The 2018 SSSS annual conference takes place from November 8-11 in Montreal.
Kempadoo has been a proponent for the decriminalization of prostitution, arguing that it would go a long way towards making work spaces safer for sex trade workers.
“One of the big problems around prostitution or sex work, as I prefer to call it, is that there are laws against it, meaning there are people working in very difficult conditions,” she said. “People in the sex trade are virtually criminals for almost everything they do because of the laws that exist in most countries. If one were to take away those laws, as a few countries and some places have done, it makes it possible for sex workers to legally access police, social and health care services, resident permits and the like.”
The Ontario government recently announced funding for 45 projects to help end human trafficking and support survivors. The government said $18.6 million will be allotted to 44 partners and agencies in the province to support projects up to three years as part of the Strategy to End Human Trafficking.
A former member of the working group on research methodology and global alliance against trafficking in women, Kempadoo feels the funding is misdirected.
“A lot of what is being called human trafficking is forced labour,” she said. “I don’t know which 45 organizations have been identified to get funding, but we see it around the world that when funding is being offered, new organizations pop up that don’t really work with forced labour in the first place. A lot of it is also focussed on going towards so-called rescue of women from prostitution. It’s not an issue of the sex trade. It’s an issue of larger inequalities.”
The second of nine siblings, Kempadoo comes from a family who frowns on social inequality and sympathises with people who are at the bottom of the economic ladder.

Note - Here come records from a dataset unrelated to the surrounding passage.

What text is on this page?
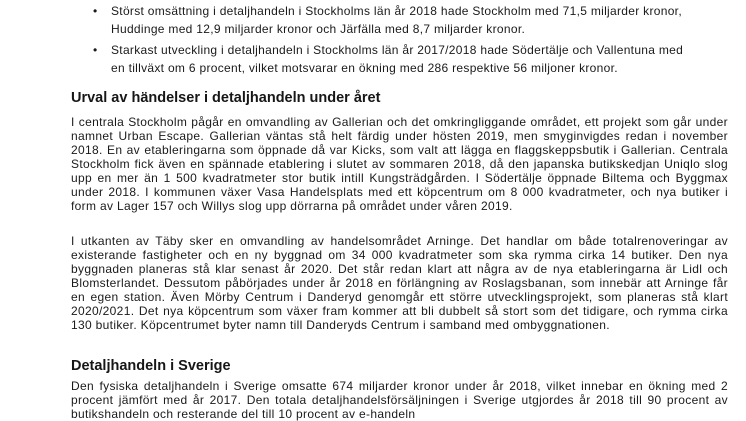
•	Störst omsättning i detaljhandeln i Stockholms län år 2018 hade Stockholm med 71,5 miljarder kronor, Huddinge med 12,9 miljarder kronor och Järfälla med 8,7 miljarder kronor.
•	Starkast utveckling i detaljhandeln i Stockholms län år 2017/2018 hade Södertälje och Vallentuna med en tillväxt om 6 procent, vilket motsvarar en ökning med 286 respektive 56 miljoner kronor.
Urval av händelser i detaljhandeln under året

I centrala Stockholm pågår en omvandling av Gallerian och det omkringliggande området, ett projekt som går under namnet Urban Escape. Gallerian väntas stå helt färdig under hösten 2019, men smyginvigdes redan i november 2018. En av etableringarna som öppnade då var Kicks, som valt att lägga en flaggskeppsbutik i Gallerian. Centrala Stockholm fick även en spännade etablering i slutet av sommaren 2018, då den japanska butikskedjan Uniqlo slog upp en mer än 1 500 kvadratmeter stor butik intill Kungsträdgården. I Södertälje öppnade Biltema och Byggmax under 2018. I kommunen växer Vasa Handelsplats med ett köpcentrum om 8 000 kvadratmeter, och nya butiker i form av Lager 157 och Willys slog upp dörrarna på området under våren 2019.

I utkanten av Täby sker en omvandling av handelsområdet Arninge. Det handlar om både totalrenoveringar av existerande fastigheter och en ny byggnad om 34 000 kvadratmeter som ska rymma cirka 14 butiker. Den nya byggnaden planeras stå klar senast år 2020. Det står redan klart att några av de nya etableringarna är Lidl och Blomsterlandet. Dessutom påbörjades under år 2018 en förlängning av Roslagsbanan, som innebär att Arninge får en egen station. Även Mörby Centrum i Danderyd genomgår ett större utvecklingsprojekt, som planeras stå klart 2020/2021. Det nya köpcentrum som växer fram kommer att bli dubbelt så stort som det tidigare, och rymma cirka 130 butiker. Köpcentrumet byter namn till Danderyds Centrum i samband med ombyggnationen.

Detaljhandeln i Sverige

Den fysiska detaljhandeln i Sverige omsatte 674 miljarder kronor under år 2018, vilket innebar en ökning med 2 procent jämfört med år 2017. Den totala detaljhandelsförsäljningen i Sverige utgjordes år 2018 till 90 procent av butikshandeln och resterande del till 10 procent av e-handeln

“When I see injustice and inequality around me, that angers me,” she said.
Her father, Peter Kempadoo, was born on a Guyanese sugar estate and is still alive at age 91. He was a rural development worker in grassroots communities in the Caribbean, Africa and Asia after moving to England in 1953 where he started a successful media career and published two novels, ‘Guyana Boy’ and ‘Old Thom’s Harvest’. He and his wife of 36 years – Rosemary Read Kempadoo – also co-authored a booklet, ‘A-Z of Guyanese Words’.
An accomplished artist and educator, the family matriarch passed away in England in November 1988 at age 56.
“My father was someone who worked independently and was very much committed to doing development work for Guyana and the Caribbean,” Kempadoo, who was born in England and resided in several Caribbean countries with her family, noted. “Our parents brought us up in this world believing that social injustice is wrong. My father was working on that all the time and our mother homeschooled us much of the time. A lot of their beliefs and passions were passed on through that homeschooling.”
The holder of an undergraduate degree and a doctorandus/Master’s degree in social sciences from the University of Amsterdam, a Master’s in Black Studies from Ohio State University and a doctorate in sociology from the University of Colorado-Boulder, Kempadoo joined York University a few months after the September 9/11 terrorist attacks in the United States.
“I was working in Boulder, Colorado for about 10 years and there wasn’t much happening because I was doing Caribbean Studies,” she said. “When a position in Caribbean Studies opened at York, I thought that was ideal. I also wanted to leave the United States after 9/11. York fits me very well because it’s a progressive university, at least the departments I am in, I have good colleagues and I like the student body which is young, Black and Brown and critical thinking.”